The National Coalition of Anti-Violence Projects today released a collective report on hate crimes against LGBTQ people.
Despite increased public and political acceptance of gays and lesbians, the number of crimes against LGBTQ people is the highest since 1998, the year they began tallying such attacks and also the year Matthew Shepard was murdered.
The amount of physical violence, rather than just verbal abuse, has also skyrocketed — and, not surprisingly, younger people, transgender people and people of color are targeted the most. From NCAVP:
This year’s report shows that LGBTQH youth and young adults between the ages of 18 and 30 years old were 2.41 times as likely to experience physical violence compared to LGBTQH people age 30 and older.These numbers are discouraging, yes, but there is a bit of good news: NCAVP found that mainstream media and the general public are now paying more attention to hate crimes of all varieties.

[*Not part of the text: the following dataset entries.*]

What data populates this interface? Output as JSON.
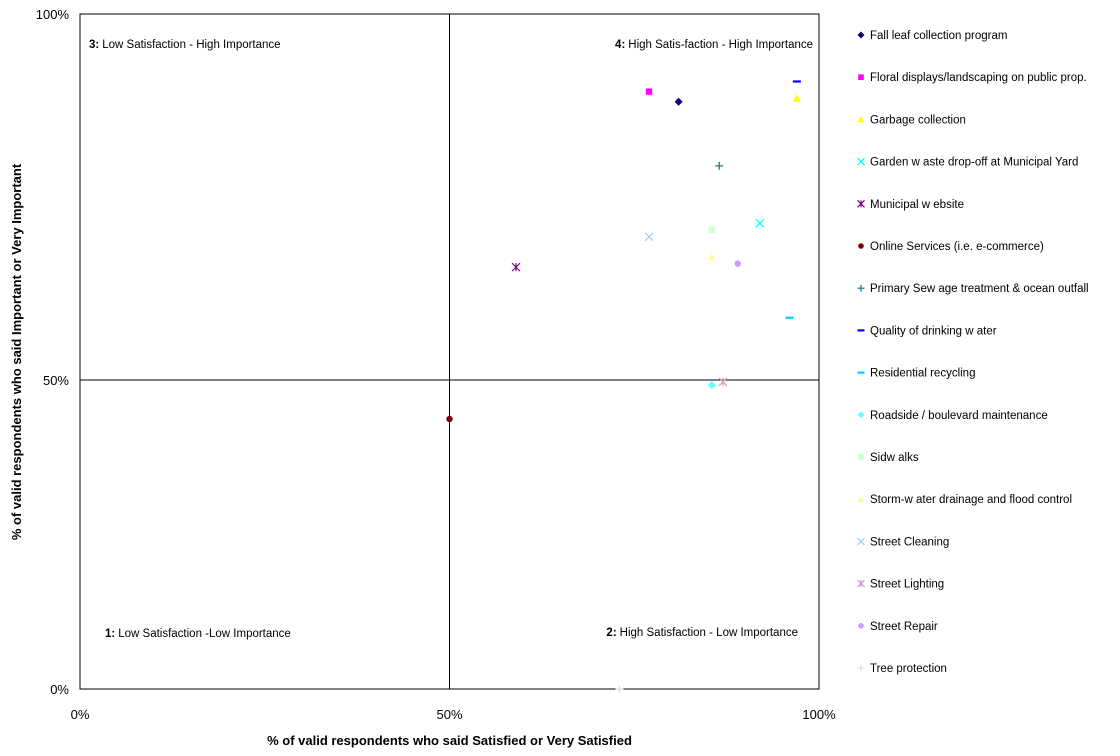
{
  "chart_data": {
    "type": "scatter",
    "xlabel": "% of valid respondents who said Satisfied or Very Satisfied",
    "ylabel": "% of valid respondents who said Important or Very Important",
    "xlim": [
      0,
      100
    ],
    "ylim": [
      0,
      100
    ],
    "x_ticks": [
      "0%",
      "50%",
      "100%"
    ],
    "y_ticks": [
      "0%",
      "50%",
      "100%"
    ],
    "grid": false,
    "reference_lines": {
      "x": 50,
      "y": 50
    },
    "legend_position": "right",
    "quadrant_labels": [
      {
        "number": "1:",
        "text": "Low Satisfaction -Low Importance"
      },
      {
        "number": "2:",
        "text": "High Satisfaction - Low Importance"
      },
      {
        "number": "3:",
        "text": "Low Satisfaction - High Importance"
      },
      {
        "number": "4:",
        "text": "High Satis-faction - High Importance"
      }
    ],
    "series": [
      {
        "name": "Fall leaf collection program",
        "marker": "diamond",
        "color": "#000080",
        "x": 81,
        "y": 87
      },
      {
        "name": "Floral displays/landscaping on public prop.",
        "marker": "square",
        "color": "#ff00ff",
        "x": 77,
        "y": 88.5
      },
      {
        "name": "Garbage collection",
        "marker": "triangle",
        "color": "#ffff00",
        "x": 97,
        "y": 87.5
      },
      {
        "name": "Garden w aste drop-off at Municipal Yard",
        "marker": "x",
        "color": "#00ffff",
        "x": 92,
        "y": 69
      },
      {
        "name": "Municipal w ebsite",
        "marker": "star",
        "color": "#800080",
        "x": 59,
        "y": 62.5
      },
      {
        "name": "Online Services (i.e. e-commerce)",
        "marker": "circle",
        "color": "#800000",
        "x": 50,
        "y": 40
      },
      {
        "name": "Primary Sew age treatment & ocean outfall",
        "marker": "plus",
        "color": "#008080",
        "x": 86.5,
        "y": 77.5
      },
      {
        "name": "Quality of drinking w ater",
        "marker": "dash",
        "color": "#0000ff",
        "x": 97,
        "y": 90
      },
      {
        "name": "Residential recycling",
        "marker": "dash",
        "color": "#00ccff",
        "x": 96,
        "y": 55
      },
      {
        "name": "Roadside / boulevard maintenance",
        "marker": "diamond",
        "color": "#66ffff",
        "x": 85.5,
        "y": 45
      },
      {
        "name": "Sidw alks",
        "marker": "square",
        "color": "#ccffcc",
        "x": 85.5,
        "y": 68
      },
      {
        "name": "Storm-w ater drainage and flood control",
        "marker": "triangle",
        "color": "#ffff99",
        "x": 85.5,
        "y": 64
      },
      {
        "name": "Street Cleaning",
        "marker": "x",
        "color": "#99ccff",
        "x": 77,
        "y": 67
      },
      {
        "name": "Street Lighting",
        "marker": "star",
        "color": "#cc99cc",
        "x": 87,
        "y": 45.5
      },
      {
        "name": "Street Repair",
        "marker": "circle",
        "color": "#cc99ff",
        "x": 89,
        "y": 63
      },
      {
        "name": "Tree protection",
        "marker": "plus",
        "color": "#dddddd",
        "x": 73,
        "y": 0
      }
    ]
  }
}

As in the case of the murder statistics, transgender people and people of color were more likely to experience physical injury in a hate violence incident. The report found that transgender people were 28% as likely to experience physical violence compared to non-transgender people, and that LGBTQ people of color were two times as likely to experience physical violence compared to those who were not LGBTQ people of color.
"In 2011, NCAVP members witnessed a critical shift in the national narrative on anti-LGBTQH hate violence. In the 2010 hate violence report, NCAVP analyzed person level data1 for the first time, which allowed NCAVP to examine the diverse and disparate impacts of hate violence on specific LGBTQH communities," they write in their report.
"As a result, journalists, advocacy organizations, policymakers, and LGBTQH community members began to focus their attention on how hate violence disproportionately impacted LGBTQH people of color, transgender people, and transgender people of color."
Unfortunately these reports based on media accounts and not all incidents are reported either to the police or by journalists, so there are likely many more cases going unnoticed.